If the federal government kept Americans in the dark primarily during times of war, perhaps such anti-democratic behavior could be grudgingly accepted as temporarily necessary. But the problem is far worse than that. Just as the Intelligence Community insists that it alone has the expertise to conduct foreign affairs, the various appendages of the labyrinthine administrative state all claim to possess sufficient expertise to justify bureaucratic decision-making irrespective of the American people’s wishes.
The Environmental Protection Agency knows what’s best for your land. The Department of Education knows what’s best for your children. The Department of Health and Human Services knows what’s best for your body. Should you disagree with their “experts,” the Department of Homeland Security is eager to censor your social media messages as “disinformation.” Should you decide to defend your family and property from government intrusion, the Bureau of Alcohol, Tobacco, Firearms, and Explosives is ready to commandeer both. The Transportation Security Administration keeps a naughty list of citizens whose luggage must always be tossed. The Federal Bureau of Investigation loves to organize pre-dawn raids of citizens who too publicly oppose government overreach. Unelected government bureaucrats advise citizens which parts of the Bill of Rights remain in effect.

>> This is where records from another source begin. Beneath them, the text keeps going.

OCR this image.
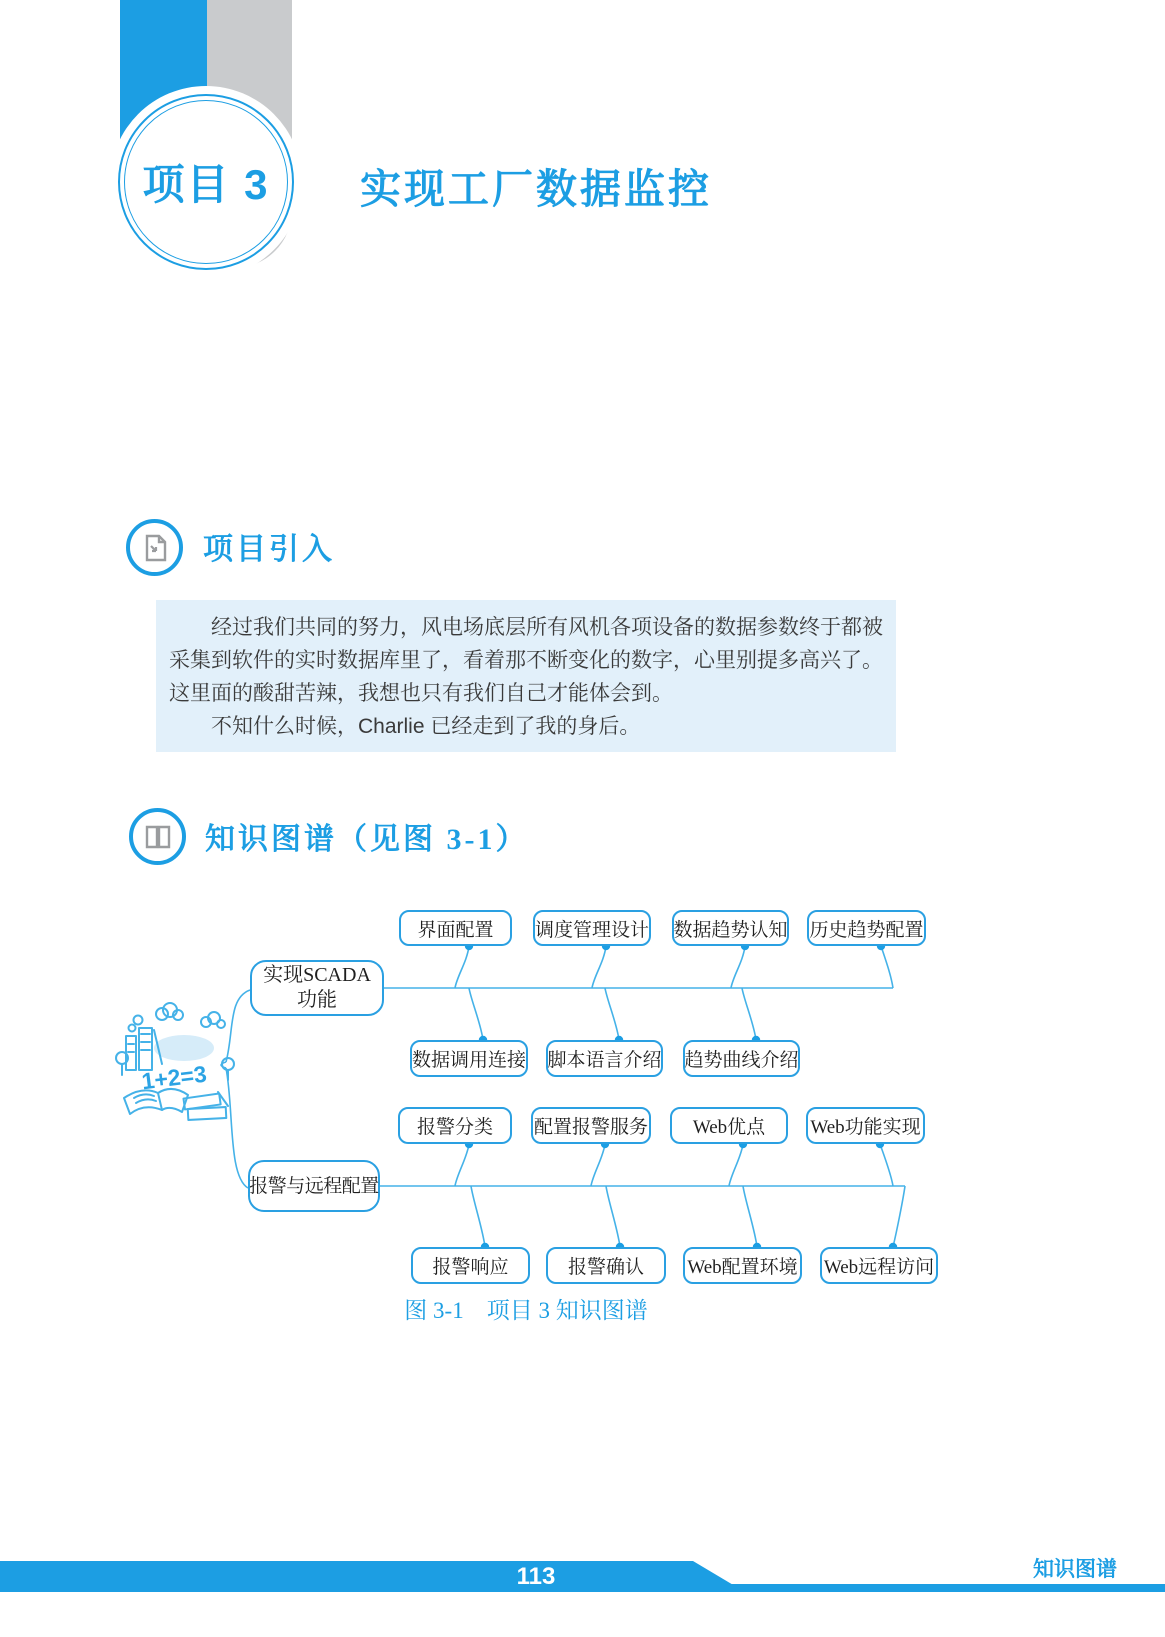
项目 3 实现工厂数据监控
项目引入

经过我们共同的努力，风电场底层所有风机各项设备的数据参数终于都被采集到软件的实时数据库里了，看着那不断变化的数字，心里别提多高兴了。这里面的酸甜苦辣，我想也只有我们自己才能体会到。

不知什么时候，Charlie 已经走到了我的身后。

知识图谱（见图 3-1）
1+2=3
实现SCADA
功能
报警与远程配置
界面配置	调度管理设计 数据趋势认知 历史趋势配置
数据调用连接 脚本语言介绍 趋势曲线介绍
报警分类	配置报警服务	Web优点	Web功能实现
报警响应	报警确认	Web配置环境 Web远程访问
图 3-1　项目 3 知识图谱
113	知识图谱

However else this system of government is described, it cannot accurately be called “representative,” “constitutional,” or “democratic.” It is not of the people, by the people, or for the people. It is of, by, and for the bureaucrats. It is a system that operates in secrecy and justifies its secrecy as the prerogative of “experts.” It looks nothing like the U.S. Constitution. It is a cheap and unimpressive forgery.